Fair Work Commission acknowledges workplace laws too complex

LawyersComments from a senior member of the Fair Work Commission (FWC) that Australia’s workplace laws are complex and too often require specialist legal advice, show the system must be simplified, according to resource industry employer group, AMMA.

While hearing an unfair dismissal case this month, FWC Deputy President Peter Sams recognised the increasing involvement of legal practitioners is often necessary for workplace hearings.

“DP Sams is right that the presence of lawyers is increasingly required in our very legalistic workplace system. However, this benefits no one but the legal fraternity,” says Steve Knott, chief executive of  the AMMA.

“The question should not be ‘does our system rely on the use of lawyers’, but rather ‘should it rely on the use of lawyers?

“From the early 1990’s Australia was supposed to be deregulating and decentralising its workplace relations laws to improve usability of the system and better support employment.

“In 2007, Julia Gillard, said a fairer system meant ‘in most cases lawyers will not be necessary’ and acknowledged that small business owners often do not have the time or expertise to comply with legal uncertainties.

“However, changes under both parties have seen an increasing risk of litigation and complexity to the point where lawyers are more involved than ever before.

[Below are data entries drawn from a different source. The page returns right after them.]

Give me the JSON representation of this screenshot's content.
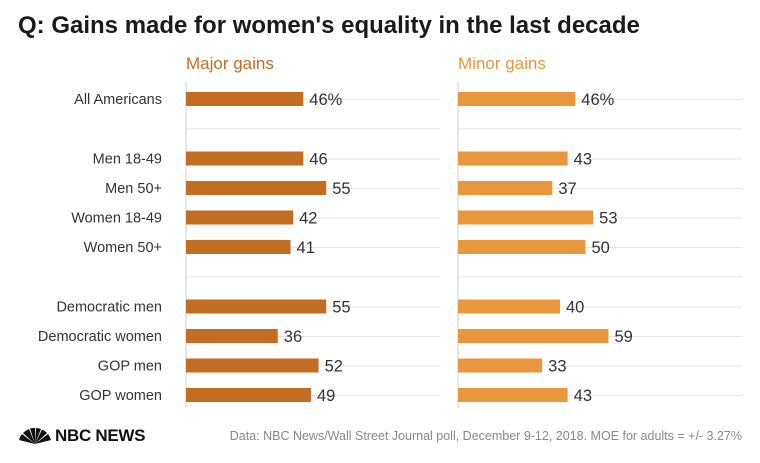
{
  "title": "Q: Gains made for women's equality in the last decade",
  "source": "Data: NBC News/Wall Street Journal poll, December 9-12, 2018. MOE for adults = +/- 3.27%",
  "logo_text": "NBC NEWS",
  "logo_icon": "peacock-icon",
  "colors": {
    "major": "#c36d22",
    "minor": "#e9973d",
    "grid": "#e6e6e6",
    "axis": "#cccccc"
  },
  "chart_data": {
    "type": "bar",
    "orientation": "horizontal",
    "categories": [
      "All Americans",
      "Men 18-49",
      "Men 50+",
      "Women 18-49",
      "Women 50+",
      "Democratic men",
      "Democratic women",
      "GOP men",
      "GOP women"
    ],
    "groups": [
      [
        0
      ],
      [
        1,
        2,
        3,
        4
      ],
      [
        5,
        6,
        7,
        8
      ]
    ],
    "series": [
      {
        "name": "Major gains",
        "values": [
          46,
          46,
          55,
          42,
          41,
          55,
          36,
          52,
          49
        ],
        "labels": [
          "46%",
          "46",
          "55",
          "42",
          "41",
          "55",
          "36",
          "52",
          "49"
        ]
      },
      {
        "name": "Minor gains",
        "values": [
          46,
          43,
          37,
          53,
          50,
          40,
          59,
          33,
          43
        ],
        "labels": [
          "46%",
          "43",
          "37",
          "53",
          "50",
          "40",
          "59",
          "33",
          "43"
        ]
      }
    ],
    "xlim": [
      0,
      100
    ],
    "grid": true,
    "legend": "panel titles"
  }
}
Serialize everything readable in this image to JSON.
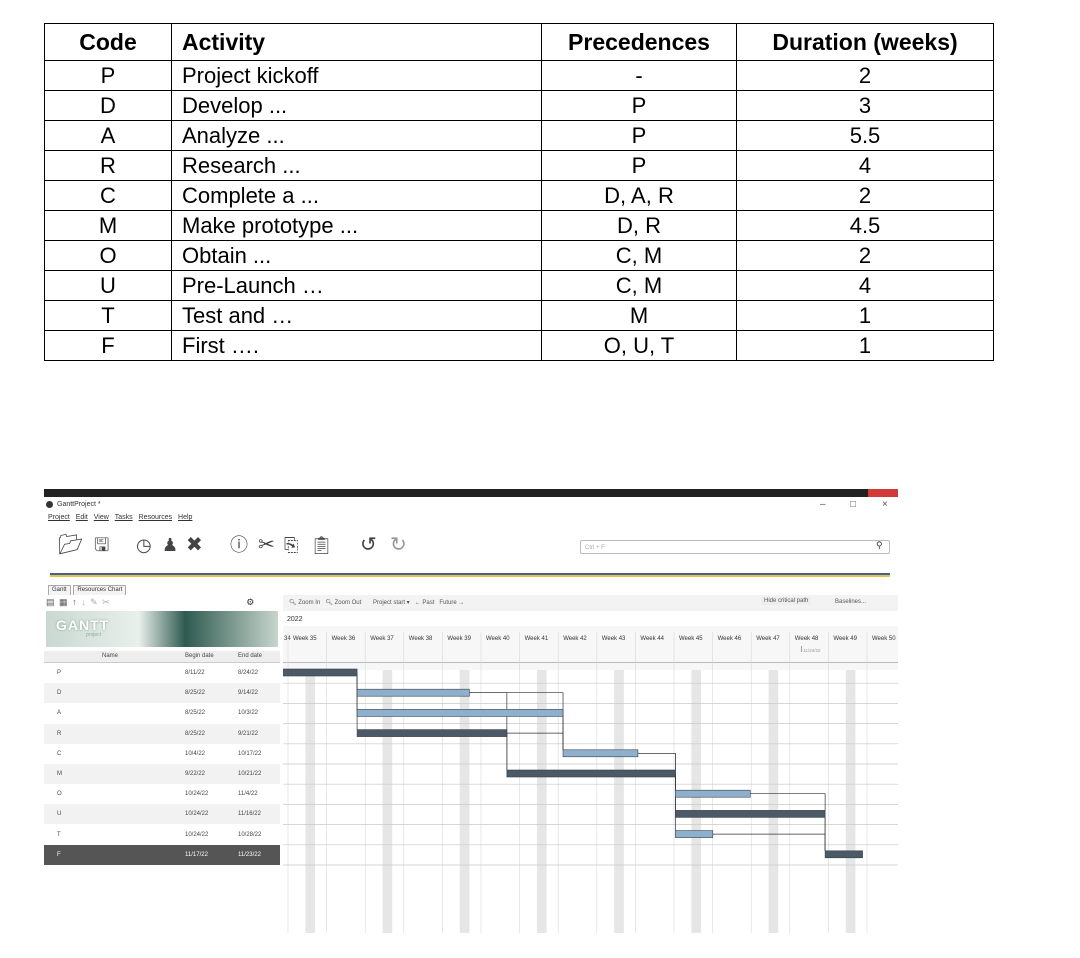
{
  "table": {
    "headers": {
      "code": "Code",
      "activity": "Activity",
      "precedences": "Precedences",
      "duration": "Duration (weeks)"
    },
    "rows": [
      {
        "code": "P",
        "activity": "Project kickoff",
        "precedences": "-",
        "duration": "2"
      },
      {
        "code": "D",
        "activity": "Develop ...",
        "precedences": "P",
        "duration": "3"
      },
      {
        "code": "A",
        "activity": "Analyze ...",
        "precedences": "P",
        "duration": "5.5"
      },
      {
        "code": "R",
        "activity": "Research ...",
        "precedences": "P",
        "duration": "4"
      },
      {
        "code": "C",
        "activity": "Complete a ...",
        "precedences": "D, A, R",
        "duration": "2"
      },
      {
        "code": "M",
        "activity": "Make prototype ...",
        "precedences": "D, R",
        "duration": "4.5"
      },
      {
        "code": "O",
        "activity": "Obtain ...",
        "precedences": "C, M",
        "duration": "2"
      },
      {
        "code": "U",
        "activity": "Pre-Launch …",
        "precedences": "C, M",
        "duration": "4"
      },
      {
        "code": "T",
        "activity": "Test and …",
        "precedences": "M",
        "duration": "1"
      },
      {
        "code": "F",
        "activity": "First ….",
        "precedences": "O, U, T",
        "duration": "1"
      }
    ]
  },
  "gantt": {
    "window_title": "GanttProject *",
    "window_controls": {
      "minimize": "–",
      "maximize": "□",
      "close": "×"
    },
    "menu": [
      "Project",
      "Edit",
      "View",
      "Tasks",
      "Resources",
      "Help"
    ],
    "search_placeholder": "Ctrl + F",
    "tabs": [
      "Gantt",
      "Resources Chart"
    ],
    "logo_text": "GANTT",
    "logo_sub": "project",
    "columns": {
      "name": "Name",
      "begin": "Begin date",
      "end": "End date"
    },
    "toolbar": {
      "zoom_in": "Zoom In",
      "zoom_out": "Zoom Out",
      "project_start": "Project start",
      "past": "← Past",
      "future": "Future →",
      "hide_critical": "Hide critical path",
      "baselines": "Baselines..."
    },
    "year": "2022",
    "week_first_label": "34",
    "weeks": [
      "Week 35",
      "Week 36",
      "Week 37",
      "Week 38",
      "Week 39",
      "Week 40",
      "Week 41",
      "Week 42",
      "Week 43",
      "Week 44",
      "Week 45",
      "Week 46",
      "Week 47",
      "Week 48",
      "Week 49",
      "Week 50"
    ],
    "today_marker": "11/24/22",
    "tasks": [
      {
        "name": "P",
        "begin": "8/11/22",
        "end": "8/24/22",
        "start_week": 0,
        "duration": 2,
        "critical": true
      },
      {
        "name": "D",
        "begin": "8/25/22",
        "end": "9/14/22",
        "start_week": 2,
        "duration": 3,
        "critical": false
      },
      {
        "name": "A",
        "begin": "8/25/22",
        "end": "10/3/22",
        "start_week": 2,
        "duration": 5.5,
        "critical": false
      },
      {
        "name": "R",
        "begin": "8/25/22",
        "end": "9/21/22",
        "start_week": 2,
        "duration": 4,
        "critical": true
      },
      {
        "name": "C",
        "begin": "10/4/22",
        "end": "10/17/22",
        "start_week": 7.5,
        "duration": 2,
        "critical": false
      },
      {
        "name": "M",
        "begin": "9/22/22",
        "end": "10/21/22",
        "start_week": 6,
        "duration": 4.5,
        "critical": true
      },
      {
        "name": "O",
        "begin": "10/24/22",
        "end": "11/4/22",
        "start_week": 10.5,
        "duration": 2,
        "critical": false
      },
      {
        "name": "U",
        "begin": "10/24/22",
        "end": "11/16/22",
        "start_week": 10.5,
        "duration": 4,
        "critical": true
      },
      {
        "name": "T",
        "begin": "10/24/22",
        "end": "10/28/22",
        "start_week": 10.5,
        "duration": 1,
        "critical": false
      },
      {
        "name": "F",
        "begin": "11/17/22",
        "end": "11/23/22",
        "start_week": 14.5,
        "duration": 1,
        "critical": true
      }
    ],
    "colors": {
      "critical": "#4b5a66",
      "normal": "#8fb0cc",
      "alt_row": "#f2f2f2",
      "week_shade": "#e6e6e6"
    }
  }
}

“In 1996, AMMA had only one in-house lawyer to complement our team of resource industry IR practitioners. Today, we have over a dozen employment lawyers and a specialist legal division.”

Mr Knott notes that in 1904, Australia’s workplace relations act was 21 pages long and today, the Fair Work Act contains 2,250 pages.

“For every page of legislation in 1904 there are now more than 100 pages,” he says.

“The increased scope for individual litigation has imposed huge costs on employers forced to defend matters that in many instances should have never made it to the Commission.

“We have seen an employer forced into lengthy proceedings to sack an employee who was captured on CCTV kicking a colleague in the head. Another employer was found to have been unduly harsh to sack a ferry master who crashed his vessel and then failed a drug test.

“No employer or employee should have to hire four law firms and wait three years to get a definitive answer on their workplace rights.

“When the Productivity Commission starts its review of Australia’s workplace laws, AMMA will strongly advocate for a lower cost, simplified and more accessible system that better supports productive Australian enterprise as well as protects people in work.”